(This column was first published on Value Research Online.)
The past couple of weeks have been entirely about Chennai. If there ever was a time for the world to restore its faith in humanity, it is now. And the unlikely source turned out to be social media—particularly Twitter—during the Chennai floods. Those days, when Chennai was receiving incessant rains and parts of the city were getting deeply submerged, the people of Twitter woke up to the crisis in an unprecedented manner. The rescue and relief operations that were carried out in the city were more than ably supported online. Twitter hashtags were used to direct volunteers and officials to people in need, who were cut off from the rest of the world and didn’t have any other means to raise awareness of their plight. There were pregnant women, school children and senior citizens among the ones who were rescued to drier quarters thanks to the heroes on Twitter. The entire operation, and modus operandi (if I may), was simply remarkable.
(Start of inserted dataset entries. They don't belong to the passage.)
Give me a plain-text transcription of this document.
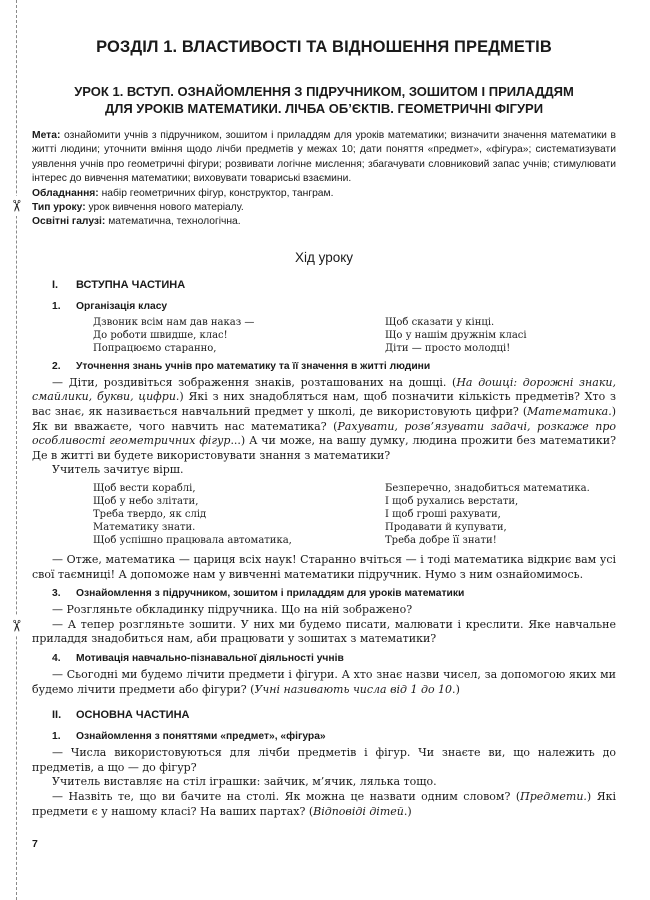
✂
✂
РОЗДІЛ 1. ВЛАСТИВОСТІ ТА ВІДНОШЕННЯ ПРЕДМЕТІВ
УРОК 1. ВСТУП. ОЗНАЙОМЛЕННЯ З ПІДРУЧНИКОМ, ЗОШИТОМ І ПРИЛАДДЯМ
ДЛЯ УРОКІВ МАТЕМАТИКИ. ЛІЧБА ОБ’ЄКТІВ. ГЕОМЕТРИЧНІ ФІГУРИ

Мета: ознайомити учнів з підручником, зошитом і приладдям для уроків математики; визначити значення математики в житті людини; уточнити вміння щодо лічби предметів у межах 10; дати поняття «предмет», «фігура»; систематизувати уявлення учнів про геометричні фігури; розвивати логічне мислення; збагачувати словниковий запас учнів; стимулювати інтерес до вивчення математики; виховувати товариські взаємини.

Обладнання: набір геометричних фігур, конструктор, танграм.

Тип уроку: урок вивчення нового матеріалу.

Освітні галузі: математична, технологічна.

Хід уроку
I.	ВСТУПНА ЧАСТИНА
1.	Організація класу
Дзвоник всім нам дав наказ —
До роботи швидше, клас!
Попрацюємо старанно,
Щоб сказати у кінці.
Що у нашім дружнім класі
Діти — просто молодці!
2.	Уточнення знань учнів про математику та її значення в житті людини

— Діти, роздивіться зображення знаків, розташованих на дошці. (На дошці: дорожні знаки, смайлики, букви, цифри.) Які з них знадобляться нам, щоб позначити кількість предметів? Хто з вас знає, як називається навчальний предмет у школі, де використовують цифри? (Математика.) Як ви вважаєте, чого навчить нас математика? (Рахувати, розв’язувати задачі, розкаже про особливості геометричних фігур...) А чи може, на вашу думку, людина прожити без математики? Де в житті ви будете використовувати знання з математики?

Учитель зачитує вірш.

Щоб вести кораблі,
Щоб у небо злітати,
Треба твердо, як слід
Математику знати.
Щоб успішно працювала автоматика,
Безперечно, знадобиться математика.
І щоб рухались верстати,
І щоб гроші рахувати,
Продавати й купувати,
Треба добре її знати!

— Отже, математика — цариця всіх наук! Старанно вчіться — і тоді математика відкриє вам усі свої таємниці! А допоможе нам у вивченні математики підручник. Нумо з ним ознайомимось.

3.	Ознайомлення з підручником, зошитом і приладдям для уроків математики

— Розгляньте обкладинку підручника. Що на ній зображено?

— А тепер розгляньте зошити. У них ми будемо писати, малювати і креслити. Яке навчальне приладдя знадобиться нам, аби працювати у зошитах з математики?

4.	Мотивація навчально-пізнавальної діяльності учнів

— Сьогодні ми будемо лічити предмети і фігури. А хто знає назви чисел, за допомогою яких ми будемо лічити предмети або фігури? (Учні називають числа від 1 до 10.)

II.	ОСНОВНА ЧАСТИНА
1.	Ознайомлення з поняттями «предмет», «фігура»

— Числа використовуються для лічби предметів і фігур. Чи знаєте ви, що належить до предметів, а що — до фігур?

Учитель виставляє на стіл іграшки: зайчик, м’ячик, лялька тощо.

— Назвіть те, що ви бачите на столі. Як можна це назвати одним словом? (Предмети.) Які предмети є у нашому класі? На ваших партах? (Відповіді дітей.)

7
The cause of the excessive (an understatement, I know) flooding was put on unplanned and greedy urban development. Chennai is only limping back to normalcy, and I’m sure there will be a lot of blame-game in the coming days. But irrespective of what led to the flooding, one thing that is clear to the naked eye is that this was another case that highlighted our severe lack of disaster management capabilities. I’m not going to launch a tirade on this, because I’m in no way qualified to do so. But what I will write about is what the Chennai floods can teach us investors.
Disaster management is important for investors as well because there are certain things that are entirely out of our control. The stock market often crashes for reasons that don’t even directly affect our country. We have no way of knowing, let alone controlling, the stocks that go up or go down. We don’t know how the interest rates will be governed; even the experts can only make an educated guess. These are things that are out of our control. Any of them can hijack our investments. But we can cushion ourselves from any disaster by making sure that the things that are in our control are taken care of in an apt manner.
We can make sure we have diversified our equity investments, so that the underperformance of any one sector doesn’t have a major effect on our portfolio. We can make sure that we don’t let our decisions get influenced by short-term movements of the equity or debt markets. We can make sure we have selected the right kind of investments for the right kind of goals. So on and so forth.
Disaster management is not only about cure, it is about prevention as well. And to prevent a disaster from happening, we can put the things in our control in place so that we don’t have to be worried about the things that aren’t in our hands. Prevention, after all, is better than cure.